CF-OPT: Counterfactual Explanations for Structured Prediction
Germain Vivier-Ardisson, Alexandre Forel, Axel Parmentier, Thibaut Vidal
TL;DR
CF-OPT tackles the interpretability challenge of structured prediction pipelines by learning counterfactual explanations that are both close to the original input and plausible under the data manifold. The key idea is to model plausibility in latent space with a Variational Autoencoder and a latent hypersphere, coupled with a cost-aware VAE objective, then solve a first-order constrained optimization (MDMM) to find counterfactuals. The approach yields relative, absolute, and epsilon-explanations, and demonstrates improved plausibility and stability against adversarial perturbations in high-dimensional settings (e.g., Warcraft map shortest paths). The work advances explainable AI for complex, joint prediction-and-optimization systems and provides a scalable, principled framework for local sensitivity analysis with practical impact on transparency and trust in structured pipelines.
Abstract
Optimization layers in deep neural networks have enjoyed a growing popularity in structured learning, improving the state of the art on a variety of applications. Yet, these pipelines lack interpretability since they are made of two opaque layers: a highly non-linear prediction model, such as a deep neural network, and an optimization layer, which is typically a complex black-box solver. Our goal is to improve the transparency of such methods by providing counterfactual explanations. We build upon variational autoencoders a principled way of obtaining counterfactuals: working in the latent space leads to a natural notion of plausibility of explanations.
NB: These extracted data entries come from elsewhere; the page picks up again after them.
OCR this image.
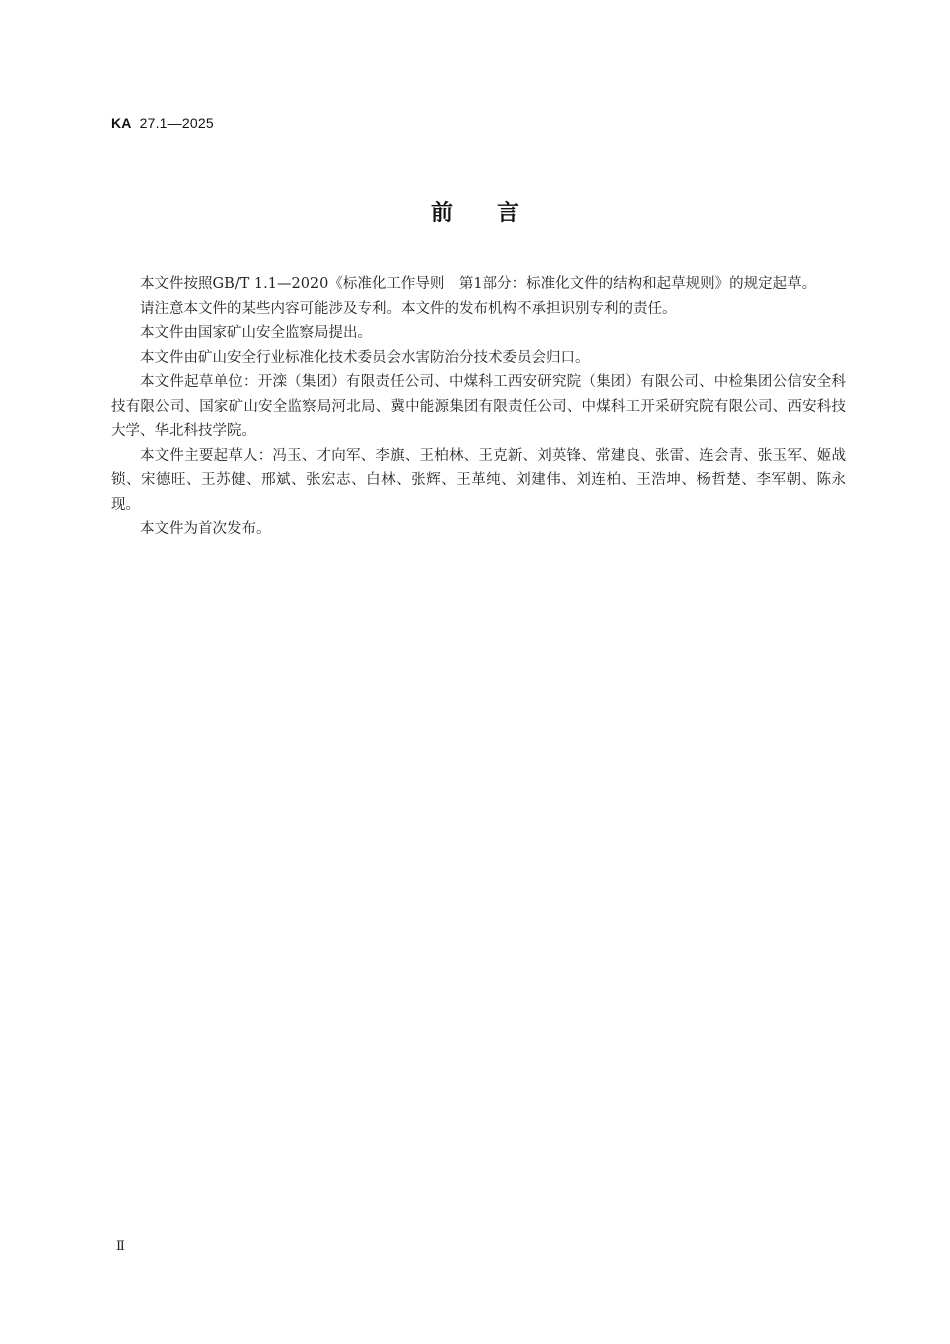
KA 27.1—2025
前言

本文件按照GB/T 1.1—2020《标准化工作导则　第1部分：标准化文件的结构和起草规则》的规定起草。

请注意本文件的某些内容可能涉及专利。本文件的发布机构不承担识别专利的责任。

本文件由国家矿山安全监察局提出。

本文件由矿山安全行业标准化技术委员会水害防治分技术委员会归口。

本文件起草单位：开滦（集团）有限责任公司、中煤科工西安研究院（集团）有限公司、中检集团公信安全科技有限公司、国家矿山安全监察局河北局、冀中能源集团有限责任公司、中煤科工开采研究院有限公司、西安科技大学、华北科技学院。

本文件主要起草人：冯玉、才向军、李旗、王柏林、王克新、刘英锋、常建良、张雷、连会青、张玉军、姬战锁、宋德旺、王苏健、邢斌、张宏志、白林、张辉、王革纯、刘建伟、刘连柏、王浩坤、杨哲楚、李军朝、陈永现。

本文件为首次发布。

Ⅱ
We finally introduce a variant of the classic loss for VAE training that improves their performance in our specific structured context. These provide the foundations of CF-OPT, a first-order optimization algorithm that can find counterfactual explanations for a broad class of structured learning architectures. Our numerical results show that both close and plausible explanations can be obtained for problems from the recent literature.